Diagnosis and Staging
Diagnosis starts with a skin biopsy, where a sample of the suspicious lesion is examined under a microscope. MCC cells have a distinctive appearance, with specialized staining techniques that can confirm the neuroendocrine nature of the tumor and distinguish it from other cancers that look similar.
Because MCC spreads to nearby lymph nodes early and often, checking the lymph nodes is a critical next step. If the nodes near the tumor feel normal and look clear on imaging, a sentinel lymph node biopsy is typically performed. This procedure identifies the first lymph node(s) where cancer would drain to and removes them for testing. Finding cancer in a sentinel node shifts the staging from localized to regional disease, which has significant implications for treatment planning and outlook.
Treatment Options
Surgery is the first-line treatment for MCC that hasn’t spread beyond the skin and nearby lymph nodes. Surgeons aim for margins of 1 to 2 centimeters around the tumor, and the edges of the removed tissue are examined to confirm they’re cancer-free. For most patients, radiation therapy follows surgery. A standard course delivers targeted radiation to the tumor bed to destroy any microscopic cancer cells left behind. This adjuvant radiation is considered essential when surgical margins are narrow and is recommended for nearly all stages of localized disease. It may only be skipped for the smallest, lowest-risk tumors (under 1 centimeter with no unfavorable features).
For advanced MCC that has spread to distant sites or can’t be surgically removed, immunotherapy has transformed the landscape. Before 2017, no approved drugs existed for advanced MCC. Now two checkpoint inhibitors are approved: avelumab, approved in 2017, and pembrolizumab, approved shortly after. These drugs work by removing a molecular “brake” that cancer cells use to hide from the immune system. In the clinical trial that led to pembrolizumab’s approval, 56% of patients with advanced MCC saw their tumors shrink. That’s a remarkable response rate for a cancer that was previously considered nearly untreatable once it spread. The fact that MCC is so closely tied to viral proteins or has a high number of UV-induced mutations makes it particularly visible to the immune system once these brakes are released.
Survival Rates by Stage
Prognosis depends heavily on how far the cancer has spread at diagnosis. Based on data from patients diagnosed between 2015 and 2021, the five-year relative survival rates are:
- Localized (cancer confined to the skin): 79%
- Regional (spread to nearby lymph nodes): 66%
- Distant (spread to other organs): 31%
The overall five-year survival across all stages is 69%. These numbers reflect a mix of cases diagnosed before the widespread use of immunotherapy, so outcomes for patients diagnosed today with advanced disease may be improving. Still, early detection makes a dramatic difference, which is why any rapidly growing, painless skin bump in a person over 50 deserves medical attention.
Recurrence and Follow-Up
MCC has a high recurrence rate, and the window of greatest risk is narrow. About 80% of all recurrences happen within the first two years after diagnosis. Recurrence can be local (at or near the original site), regional (in nearby lymph nodes), or distant (in organs like the liver, lungs, or brain).

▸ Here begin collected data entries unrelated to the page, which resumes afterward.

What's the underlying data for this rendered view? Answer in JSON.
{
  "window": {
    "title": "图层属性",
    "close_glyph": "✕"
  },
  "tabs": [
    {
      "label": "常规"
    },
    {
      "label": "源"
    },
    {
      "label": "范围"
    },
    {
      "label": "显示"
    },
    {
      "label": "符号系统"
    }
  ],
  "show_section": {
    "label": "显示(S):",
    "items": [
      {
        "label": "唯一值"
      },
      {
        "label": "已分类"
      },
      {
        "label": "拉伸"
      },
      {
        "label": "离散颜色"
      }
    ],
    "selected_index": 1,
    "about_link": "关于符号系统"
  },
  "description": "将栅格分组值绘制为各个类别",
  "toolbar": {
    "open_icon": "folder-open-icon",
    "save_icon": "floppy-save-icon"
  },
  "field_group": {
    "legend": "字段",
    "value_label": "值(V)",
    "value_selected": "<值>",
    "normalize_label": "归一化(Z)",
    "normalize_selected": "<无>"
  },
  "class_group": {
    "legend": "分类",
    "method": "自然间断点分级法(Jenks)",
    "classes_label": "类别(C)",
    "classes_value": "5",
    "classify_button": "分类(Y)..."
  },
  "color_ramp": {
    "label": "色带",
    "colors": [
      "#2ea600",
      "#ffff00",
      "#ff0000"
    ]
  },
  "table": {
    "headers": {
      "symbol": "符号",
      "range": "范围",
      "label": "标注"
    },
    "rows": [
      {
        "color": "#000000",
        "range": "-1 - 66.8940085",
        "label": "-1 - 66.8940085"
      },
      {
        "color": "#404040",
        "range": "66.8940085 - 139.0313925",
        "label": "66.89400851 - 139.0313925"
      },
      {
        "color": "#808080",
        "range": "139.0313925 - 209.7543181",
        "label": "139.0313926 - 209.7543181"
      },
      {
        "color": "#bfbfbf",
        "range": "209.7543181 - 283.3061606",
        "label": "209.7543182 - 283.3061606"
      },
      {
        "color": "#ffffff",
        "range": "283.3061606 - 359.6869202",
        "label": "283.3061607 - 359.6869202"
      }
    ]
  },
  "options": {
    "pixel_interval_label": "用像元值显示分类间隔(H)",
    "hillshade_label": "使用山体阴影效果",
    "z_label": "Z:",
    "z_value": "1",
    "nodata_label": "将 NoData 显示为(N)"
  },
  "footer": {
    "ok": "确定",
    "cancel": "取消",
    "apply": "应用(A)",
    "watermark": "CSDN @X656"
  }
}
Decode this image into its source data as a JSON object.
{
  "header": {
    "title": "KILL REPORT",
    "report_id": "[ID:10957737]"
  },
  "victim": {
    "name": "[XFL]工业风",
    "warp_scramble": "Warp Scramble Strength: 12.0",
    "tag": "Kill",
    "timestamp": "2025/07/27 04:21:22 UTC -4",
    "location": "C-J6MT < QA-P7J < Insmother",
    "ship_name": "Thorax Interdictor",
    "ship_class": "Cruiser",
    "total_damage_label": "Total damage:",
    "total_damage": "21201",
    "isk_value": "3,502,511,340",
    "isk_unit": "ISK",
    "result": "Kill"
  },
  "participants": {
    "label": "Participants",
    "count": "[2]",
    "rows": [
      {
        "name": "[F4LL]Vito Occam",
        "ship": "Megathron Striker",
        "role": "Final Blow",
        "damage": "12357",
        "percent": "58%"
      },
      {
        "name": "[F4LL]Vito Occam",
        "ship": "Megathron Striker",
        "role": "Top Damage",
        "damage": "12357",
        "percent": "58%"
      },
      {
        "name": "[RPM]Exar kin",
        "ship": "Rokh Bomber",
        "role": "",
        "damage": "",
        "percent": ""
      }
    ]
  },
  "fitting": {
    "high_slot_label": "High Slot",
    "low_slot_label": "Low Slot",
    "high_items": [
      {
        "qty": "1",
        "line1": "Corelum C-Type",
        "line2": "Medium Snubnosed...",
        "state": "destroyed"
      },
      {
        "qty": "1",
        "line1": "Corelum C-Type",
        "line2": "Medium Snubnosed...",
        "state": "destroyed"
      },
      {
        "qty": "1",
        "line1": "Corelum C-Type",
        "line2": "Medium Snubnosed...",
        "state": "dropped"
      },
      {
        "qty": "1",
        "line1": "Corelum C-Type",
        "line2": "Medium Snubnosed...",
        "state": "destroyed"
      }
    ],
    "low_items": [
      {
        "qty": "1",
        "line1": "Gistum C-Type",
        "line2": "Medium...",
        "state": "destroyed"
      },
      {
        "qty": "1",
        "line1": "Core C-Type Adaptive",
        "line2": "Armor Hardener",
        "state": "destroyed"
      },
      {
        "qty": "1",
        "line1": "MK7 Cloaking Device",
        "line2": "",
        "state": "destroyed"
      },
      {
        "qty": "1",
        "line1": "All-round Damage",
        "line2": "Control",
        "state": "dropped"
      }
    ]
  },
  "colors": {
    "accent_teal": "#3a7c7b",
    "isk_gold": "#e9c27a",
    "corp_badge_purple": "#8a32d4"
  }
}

Because of this pattern, follow-up visits are frequent early on. The typical schedule involves appointments roughly every three months during the first year, then every three to six months in the second year, and annually after that. These visits usually include a thorough skin and lymph node exam, and imaging may be ordered if there’s any concern. Staying consistent with this schedule gives the best chance of catching a recurrence while it’s still treatable.